Brutal and fiery, the red-headed Neri was known for her passionate dancing—and her threat to personally “decapitate Diaz.”

Her troops were infamous for their violence—looting, burning and pillaging whole towns.

Neri was reportedly eventually executed, but the place and time of her death are unknown. The Mexican Revolution succeeded in transforming Mexican society.

So much more than Malcolm X’s Mum: Louise Little (1897–1989)

Louise Little was born in Grenada, to Edith Langdon. Edith was the daughter of Jupiter and Mary Jane Langdon, who were captured from what is now Nigeria, freed from the slave ship by the Royal Navy and then settled in Grenada.

When she was 11 years old, Edith, was raped by a Scottish man named Edward Norton, and gave birth to Louise.

Louise was raised by her grandparents and was fluent in English, French and Grenadian Creole French. After her grandmother's death in1917, she emigrated to Montreal, where her uncle introduced her to the ideas of Marcus Garvey and the Universal Negro Improvement Association (UNIA).

Through the UNIA, Louise met Earl Little, and they married on May 10, 1919. The following year they moved to Philadelphia, and then to Omaha, Nebraska. While in Omaha she was of the UNIA's local chapter. She inculcated black pride in their seven children, and insisted that they read newspapers such as the Negro World, the official periodical of the UNIA.

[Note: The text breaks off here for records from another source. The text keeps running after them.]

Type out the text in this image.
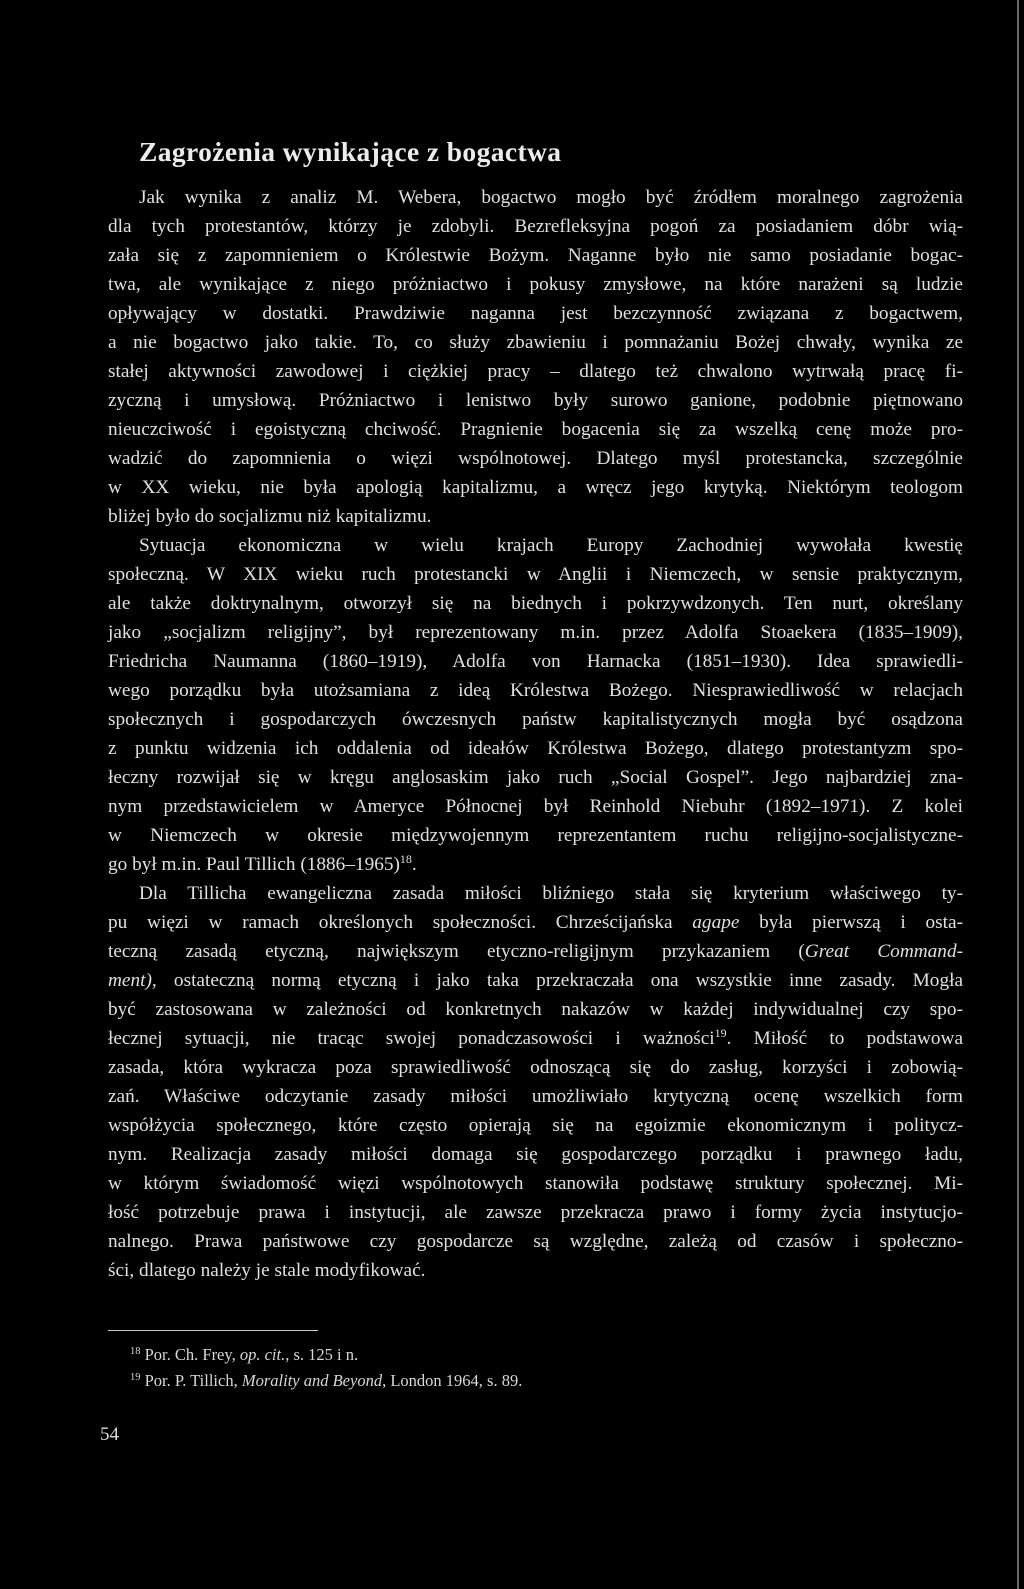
Zagrożenia wynikające z bogactwa
Jak wynika z analiz M. Webera, bogactwo mogło być źródłem moralnego zagrożenia
dla tych protestantów, którzy je zdobyli. Bezrefleksyjna pogoń za posiadaniem dóbr wią-
zała się z zapomnieniem o Królestwie Bożym. Naganne było nie samo posiadanie bogac-
twa, ale wynikające z niego próżniactwo i pokusy zmysłowe, na które narażeni są ludzie
opływający w dostatki. Prawdziwie naganna jest bezczynność związana z bogactwem,
a nie bogactwo jako takie. To, co służy zbawieniu i pomnażaniu Bożej chwały, wynika ze
stałej aktywności zawodowej i ciężkiej pracy – dlatego też chwalono wytrwałą pracę fi-
zyczną i umysłową. Próżniactwo i lenistwo były surowo ganione, podobnie piętnowano
nieuczciwość i egoistyczną chciwość. Pragnienie bogacenia się za wszelką cenę może pro-
wadzić do zapomnienia o więzi wspólnotowej. Dlatego myśl protestancka, szczególnie
w XX wieku, nie była apologią kapitalizmu, a wręcz jego krytyką. Niektórym teologom
bliżej było do socjalizmu niż kapitalizmu.
Sytuacja ekonomiczna w wielu krajach Europy Zachodniej wywołała kwestię
społeczną. W XIX wieku ruch protestancki w Anglii i Niemczech, w sensie praktycznym,
ale także doktrynalnym, otworzył się na biednych i pokrzywdzonych. Ten nurt, określany
jako „socjalizm religijny”, był reprezentowany m.in. przez Adolfa Stoaekera (1835–1909),
Friedricha Naumanna (1860–1919), Adolfa von Harnacka (1851–1930). Idea sprawiedli-
wego porządku była utożsamiana z ideą Królestwa Bożego. Niesprawiedliwość w relacjach
społecznych i gospodarczych ówczesnych państw kapitalistycznych mogła być osądzona
z punktu widzenia ich oddalenia od ideałów Królestwa Bożego, dlatego protestantyzm spo-
łeczny rozwijał się w kręgu anglosaskim jako ruch „Social Gospel”. Jego najbardziej zna-
nym przedstawicielem w Ameryce Północnej był Reinhold Niebuhr (1892–1971). Z kolei
w Niemczech w okresie międzywojennym reprezentantem ruchu religijno-socjalistyczne-
go był m.in. Paul Tillich (1886–1965)$^{18}$.
Dla Tillicha ewangeliczna zasada miłości bliźniego stała się kryterium właściwego ty-
pu więzi w ramach określonych społeczności. Chrześcijańska agape była pierwszą i osta-
teczną zasadą etyczną, największym etyczno-religijnym przykazaniem (Great Command-
ment), ostateczną normą etyczną i jako taka przekraczała ona wszystkie inne zasady. Mogła
być zastosowana w zależności od konkretnych nakazów w każdej indywidualnej czy spo-
łecznej sytuacji, nie tracąc swojej ponadczasowości i ważności$^{19}$. Miłość to podstawowa
zasada, która wykracza poza sprawiedliwość odnoszącą się do zasług, korzyści i zobowią-
zań. Właściwe odczytanie zasady miłości umożliwiało krytyczną ocenę wszelkich form
współżycia społecznego, które często opierają się na egoizmie ekonomicznym i politycz-
nym. Realizacja zasady miłości domaga się gospodarczego porządku i prawnego ładu,
w którym świadomość więzi wspólnotowych stanowiła podstawę struktury społecznej. Mi-
łość potrzebuje prawa i instytucji, ale zawsze przekracza prawo i formy życia instytucjo-
nalnego. Prawa państwowe czy gospodarcze są względne, zależą od czasów i społeczno-
ści, dlatego należy je stale modyfikować.
$^{18}$ Por. Ch. Frey, op. cit., s. 125 i n.
$^{19}$ Por. P. Tillich, Morality and Beyond, London 1964, s. 89.
54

Louise was pregnant with Malcolm when the Klan visited their house one night. They shouted threats that the Littles should leave town because her husband was "spreading trouble." After breaking all the windows in the house, they rode off.

In1926, Ku Klux Klan threats‍ drove the family to move to Milwaukee and then to to Lansing, Michigan. There the family was frequently harassed by the Black Legion, a white racist group.

The family home was burned down in 1929. In 1931, Earl died in what was officially ruled a streetcar accident, though Louise believed he had been murdered by the Black Legion.

During the 1930s Louise Little and her son Wilfred were baptized into the Seventh-day Adventist Church. In 1937, a pregnant Louise was abandoned by her lover. In late 1938 she was committed to Kalamazoo State Hospital. The children were separated and sent to foster homes.

Louise was in the Hospital to 1963. Her son Malcolm X joined his siblings in securing her release from the hospital. She lived with her surviving family for another 30 years.

According to historian Erik S. McDuffie, she was “a brilliant and dynamic woman, not some ‘crazy’ or apolitical figure as she is often portrayed in the scholarship about Malcolm X.”